张叔这一番话让她不由想到了上辈子,上辈子除了她说让他放她离开这件事他不答应外,别的任何的一切,只要她开口,姜堰都会如数捧到她的面前。
她的心中变得略有些恐慌,可抬头看看碧蓝的天,她又想。
上辈子他们两人没有关系,这辈子她已经签过领养协议,是他姜堰的妹妹了,她怕什么?而她这时候又又黑又丑,姜堰不可能是因为她的长相而对她另眼相待。
他对她的好,只可能是一个新出炉哥哥出于对妹妹的维护。
对,就是这样。
号很快就挂好,这时候是工作日,虽说这座城市刚刚经历过灾难的洗礼,可到底距离那时也过去了三个多月,整座城市的大方向已然从抗震救灾变为了重建家园。
所以岁岁前面并没有排多少号人就轮到了她。
抽血是在一个大厅窗口,姜堰和张叔原本都跟在她旁边,可在临到她号的前一刻,姜堰被一通电话叫走,而她坐在窗口前的凳子上,将略有些长的半袖往上抹了抹,露出大臂上一片雪白的皮肤。
大多数女孩子都对抽血这件事有心里阴影,张叔怕她也害怕,在护士用棉签沾取碘酒涂抹在她胳膊上的时候,同她说话道:“我能叫你岁岁吗?”
岁岁点头后,他就笑,这笑容是善意的,“岁岁,你是这个夏天不注意,所以才被晒得这样黑吗?”
低头看向自己的手臂,她不由有些庆幸姜堰这时的离开。
如果他在这里,以这个少年喜爱没事搞事的态度,极有可能对她的肤色上心。
一白遮百丑,一黑毁所有这句话在岁岁这里分外适用,她五官长的精致,但却并不是那种明艳挂的,而是清纯挂的。
这种风格的长相在黑的时候显得普通,在白的时候,却能轻松在一众人中脱颖而出。
她抿唇回答:“我比较容易晒黑。

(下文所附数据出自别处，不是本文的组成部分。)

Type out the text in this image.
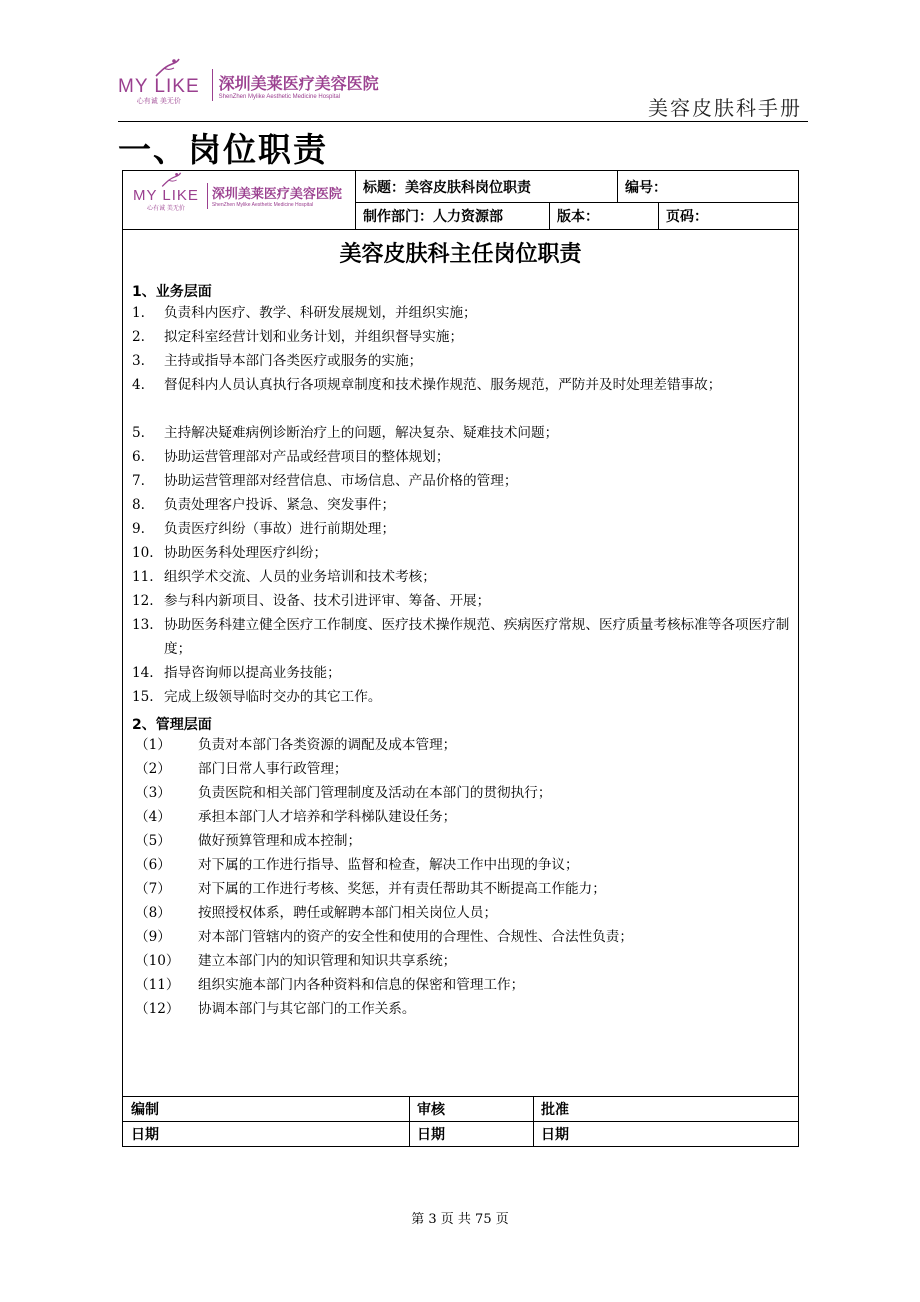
MY LIKE
心有诚 美无价
深圳美莱医疗美容医院
ShenZhen Mylike Aesthetic Medicine Hospital	美容皮肤科手册
一、岗位职责
MY LIKE
心有诚 美无价
深圳美莱医疗美容医院
ShenZhen Mylike Aesthetic Medicine Hospital
标题：美容皮肤科岗位职责	编号：
制作部门：人力资源部	版本：	页码：
美容皮肤科主任岗位职责
1、业务层面
1. 负责科内医疗、教学、科研发展规划，并组织实施；
2. 拟定科室经营计划和业务计划，并组织督导实施；
3. 主持或指导本部门各类医疗或服务的实施；
4. 督促科内人员认真执行各项规章制度和技术操作规范、服务规范，严防并及时处理差错事故；
5. 主持解决疑难病例诊断治疗上的问题，解决复杂、疑难技术问题；
6. 协助运营管理部对产品或经营项目的整体规划；
7. 协助运营管理部对经营信息、市场信息、产品价格的管理；
8. 负责处理客户投诉、紧急、突发事件；
9. 负责医疗纠纷（事故）进行前期处理；
10. 协助医务科处理医疗纠纷；
11. 组织学术交流、人员的业务培训和技术考核；
12. 参与科内新项目、设备、技术引进评审、筹备、开展；
13. 协助医务科建立健全医疗工作制度、医疗技术操作规范、疾病医疗常规、医疗质量考核标准等各项医疗制度；
14. 指导咨询师以提高业务技能；
15. 完成上级领导临时交办的其它工作。
2、管理层面
（1） 负责对本部门各类资源的调配及成本管理；
（2） 部门日常人事行政管理；
（3） 负责医院和相关部门管理制度及活动在本部门的贯彻执行；
（4） 承担本部门人才培养和学科梯队建设任务；
（5） 做好预算管理和成本控制；
（6） 对下属的工作进行指导、监督和检查，解决工作中出现的争议；
（7） 对下属的工作进行考核、奖惩，并有责任帮助其不断提高工作能力；
（8） 按照授权体系，聘任或解聘本部门相关岗位人员；
（9） 对本部门管辖内的资产的安全性和使用的合理性、合规性、合法性负责；
（10） 建立本部门内的知识管理和知识共享系统；
（11） 组织实施本部门内各种资料和信息的保密和管理工作；
（12） 协调本部门与其它部门的工作关系。
编制	审核	批准
日期	日期	日期
第 3 页 共 75 页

”
才不是,她其实并不是那种容易晒黑的类型,而是由于在外活动时间太多了,才会成为这副样子。
但她却很满意。转头看向走廊上那个少年的背影,她在心中暗道。
这一辈子她一定要好好多晒太阳,她就不信,她成为了他的妹妹,还一直黑不拉几丑下去,他还能对她有什么想法?
不会的。他向来挑剔,围绕在他身边环肥燕瘦的都有。
他才不会那么重口味。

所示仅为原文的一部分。